Interiors sales in the first quarter increased 15% to $5.3bn due mainly to incremental revenues associated with 2011 acquisitions as well as new model launches. Automotive industry production in the quarter increased 16% in North America, declined 4% in Europe and was flat in Asia. Revenues in China, which are mostly generated through non-consolidated joint ventures, increased 10% to $1.1bn.

Segment income grew 10% to $194m due to “significant increases in Europe and Asia”. European segment income benefitted from 2011 acquisitions, improving to $21m versus break-even last year. In Asia, the higher profitability of the company’s joint ventures resulted in a segment income increase of 69%, to $103m.

North America first quarter earnings were negatively impacted by costs associated with a new metals plant as well as higher engineering and launch costs associated with new business.

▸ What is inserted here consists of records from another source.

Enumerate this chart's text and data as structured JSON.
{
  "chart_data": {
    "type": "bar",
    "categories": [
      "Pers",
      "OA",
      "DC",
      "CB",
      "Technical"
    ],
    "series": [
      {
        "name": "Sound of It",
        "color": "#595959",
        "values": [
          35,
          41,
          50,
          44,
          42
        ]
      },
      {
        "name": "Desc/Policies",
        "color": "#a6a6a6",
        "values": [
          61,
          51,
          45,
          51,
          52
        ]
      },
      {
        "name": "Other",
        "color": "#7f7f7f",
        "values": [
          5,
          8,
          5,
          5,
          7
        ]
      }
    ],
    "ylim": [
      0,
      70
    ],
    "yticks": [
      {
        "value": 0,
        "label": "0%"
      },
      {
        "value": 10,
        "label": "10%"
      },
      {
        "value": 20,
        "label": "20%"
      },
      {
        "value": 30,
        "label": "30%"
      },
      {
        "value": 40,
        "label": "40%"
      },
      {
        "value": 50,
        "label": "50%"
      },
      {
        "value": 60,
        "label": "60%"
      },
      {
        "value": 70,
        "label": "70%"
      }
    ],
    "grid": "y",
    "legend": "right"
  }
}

The company has increased resources dedicated to improving its launch efficiencies and quality, including adding management capacity in its automotive metals business. JCI said these actions will make an increasingly positive impact on earnings starting in the second half of fiscal 2012.

Power Solutions sales in the first quarter of 2012 increased 4% to $1.6bn due to a favourable product mix but unit shipments were lower than expected. The company attributed the soft demand to unseasonably warm winter temperatures which negatively impacted shipments starting in December and are expected to further impact Q2 results.

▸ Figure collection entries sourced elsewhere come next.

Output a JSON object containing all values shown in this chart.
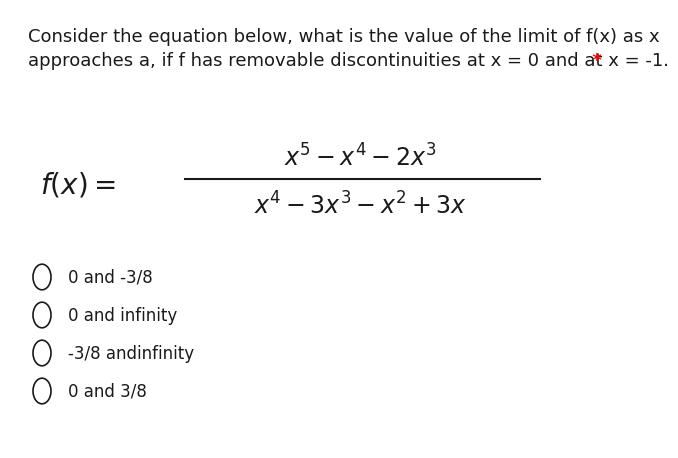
{
  "background_color": "#ffffff",
  "question_line1": "Consider the equation below, what is the value of the limit of f(x) as x",
  "question_line2": "approaches a, if f has removable discontinuities at x = 0 and at x = -1.",
  "asterisk": " *",
  "numerator": "$x^5 - x^4 - 2x^3$",
  "denominator": "$x^4 - 3x^3 - x^2 + 3x$",
  "fx_label": "$f(x) =$",
  "options": [
    "0 and -3/8",
    "0 and infinity",
    "-3/8 andinfinity",
    "0 and 3/8"
  ],
  "text_color": "#1a1a1a",
  "option_fontsize": 12,
  "question_fontsize": 13,
  "eq_fontsize": 17,
  "fx_fontsize": 20
}
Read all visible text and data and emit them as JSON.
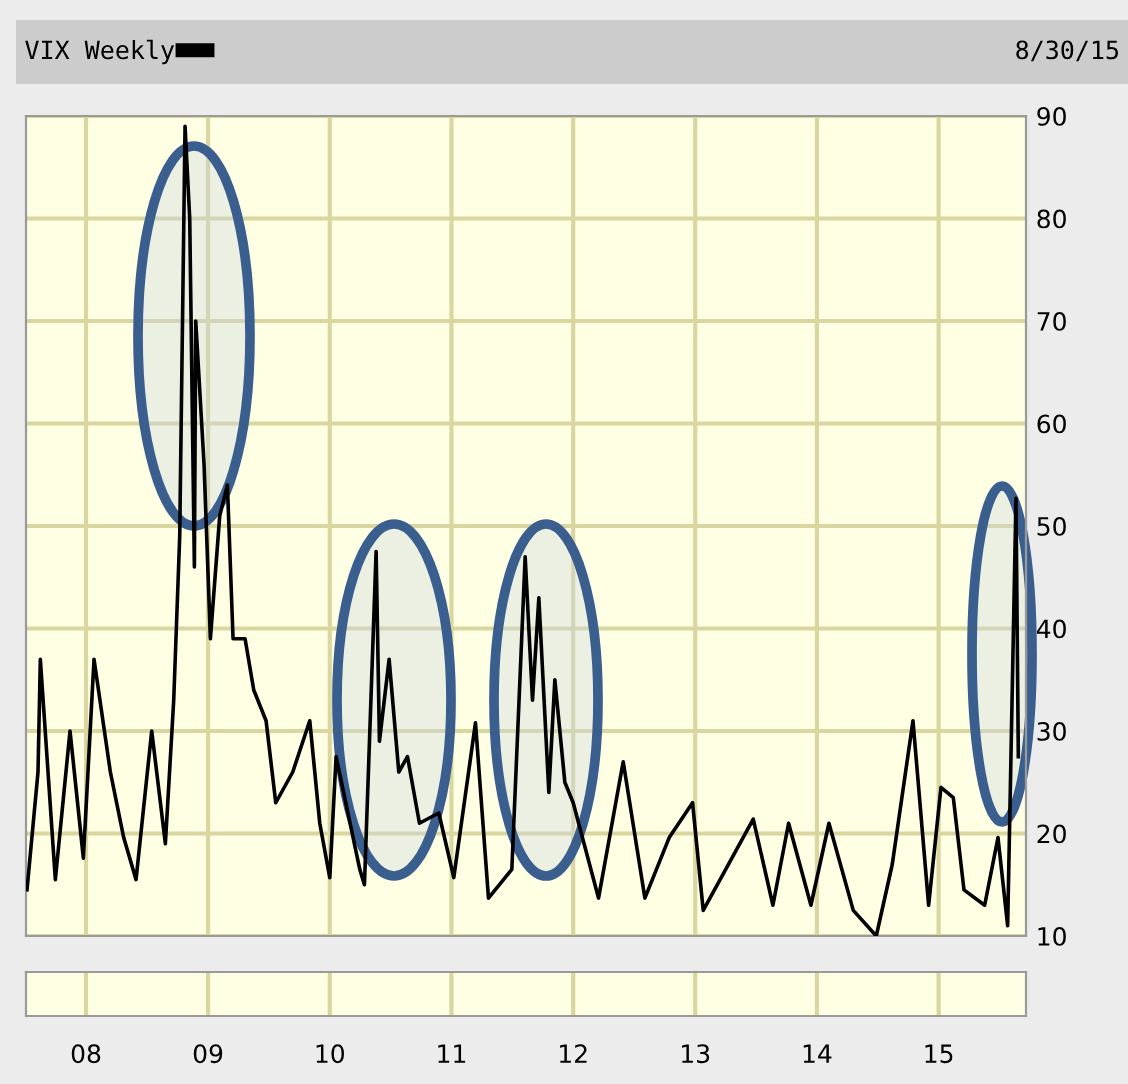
{
  "chart_data": {
    "type": "line",
    "subtitle": "8/30/15",
    "x": [
      "2007-07-08",
      "2007-08-10",
      "2007-08-17",
      "2007-10-01",
      "2007-11-14",
      "2007-12-24",
      "2008-01-25",
      "2008-03-14",
      "2008-04-23",
      "2008-05-30",
      "2008-07-16",
      "2008-08-26",
      "2008-09-20",
      "2008-10-08",
      "2008-10-24",
      "2008-11-07",
      "2008-11-21",
      "2008-11-25",
      "2008-12-20",
      "2009-01-08",
      "2009-02-05",
      "2009-02-28",
      "2009-03-17",
      "2009-04-22",
      "2009-05-18",
      "2009-06-24",
      "2009-07-23",
      "2009-09-12",
      "2009-11-02",
      "2009-12-02",
      "2010-01-01",
      "2010-01-20",
      "2010-04-01",
      "2010-04-15",
      "2010-05-20",
      "2010-05-30",
      "2010-06-28",
      "2010-07-27",
      "2010-08-22",
      "2010-09-27",
      "2010-11-24",
      "2011-01-08",
      "2011-03-14",
      "2011-04-22",
      "2011-07-01",
      "2011-08-10",
      "2011-09-01",
      "2011-09-20",
      "2011-10-20",
      "2011-11-07",
      "2011-12-07",
      "2012-01-01",
      "2012-03-17",
      "2012-05-30",
      "2012-08-03",
      "2012-10-15",
      "2012-12-24",
      "2013-01-25",
      "2013-06-24",
      "2013-08-22",
      "2013-10-08",
      "2013-12-14",
      "2014-02-06",
      "2014-04-20",
      "2014-06-28",
      "2014-08-15",
      "2014-10-16",
      "2014-12-02",
      "2015-01-08",
      "2015-02-14",
      "2015-03-18",
      "2015-05-19",
      "2015-06-28",
      "2015-07-27",
      "2015-08-21",
      "2015-08-28"
    ],
    "series": [
      {
        "name": "VIX Weekly",
        "color": "#000000",
        "values": [
          14.5,
          26,
          37,
          15.5,
          30,
          17.6,
          37,
          26,
          19.6,
          15.5,
          30,
          19,
          33,
          49,
          89,
          80,
          46,
          70,
          56,
          39,
          51,
          54,
          39,
          39,
          34,
          31,
          23,
          26,
          31,
          21,
          15.7,
          27.5,
          16.5,
          15,
          47.5,
          29,
          37,
          26,
          27.5,
          21,
          22,
          15.7,
          30.8,
          13.7,
          16.5,
          47,
          33,
          43,
          24,
          35,
          25,
          23,
          13.7,
          27,
          13.7,
          19.6,
          23,
          12.5,
          21.4,
          13,
          21,
          13,
          21,
          12.5,
          10,
          17,
          31,
          13,
          24.5,
          23.5,
          14.5,
          13,
          19.6,
          11,
          52.7,
          27.5
        ]
      }
    ],
    "xlim": [
      "2007-07-05",
      "2015-09-20"
    ],
    "xticks": [
      {
        "value": "2008-01-01",
        "label": "08"
      },
      {
        "value": "2009-01-01",
        "label": "09"
      },
      {
        "value": "2010-01-01",
        "label": "10"
      },
      {
        "value": "2011-01-01",
        "label": "11"
      },
      {
        "value": "2012-01-01",
        "label": "12"
      },
      {
        "value": "2013-01-01",
        "label": "13"
      },
      {
        "value": "2014-01-01",
        "label": "14"
      },
      {
        "value": "2015-01-01",
        "label": "15"
      }
    ],
    "ylim": [
      10,
      90
    ],
    "yticks": [
      10,
      20,
      30,
      40,
      50,
      60,
      70,
      80,
      90
    ],
    "grid": true,
    "legend": "top left",
    "marker": "none",
    "line_style": "solid"
  }
}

Segment income was $271m, up 25%. The increases were partially offset by costs associated with the shutdown of the Shanghai battery plant and the incremental costs associated with the consolidation of its hybrid battery joint venture.

Revised earnings guidance for 2012

JCI has lowered its earnings expectations for fiscal 2012 to due to several factors: euro assumption lowered to $1.30 from original forecast of $1.35; lower automotive production in Europe (now 19.6m units, down 3.5% versus original assumption of 20.1m, up 1.5%); weather-related softness in Q2 aftermarket battery demand; the assumed indefinite shut-down of the  Shanghai battery plant (discussions with the Chinese government are continuing); Automotive North America metals start-up costs impact extending into Q2 and, in non-automotive, lower residential HVAC demand.

Second fiscal quarter 2012 earnings are now expected in the range of $0.52 – $0.54. Full year earnings are expected in a range of $2.70 – $2.85 (up 13% – 19%) versus earlier guidance of $2.85 – $3.00.

Johnson Controls said it was confident in its second half outlook noting that the 2011 second half earnings were significantly impacted by the Japan tsunami-related automotive disruption. In addition, the company’s second half 2012 earnings will benefit from the full-year impact of automotive acquisitions, cost reduction initiatives and investments in Power Solutions.

“While there are some short-term changes to our original 2012 expectations, our primary growth and profitability story is intact,” said Roell. “Despite the near-term challenges, we believe Johnson Controls will deliver double-digit earnings increases in 2012.”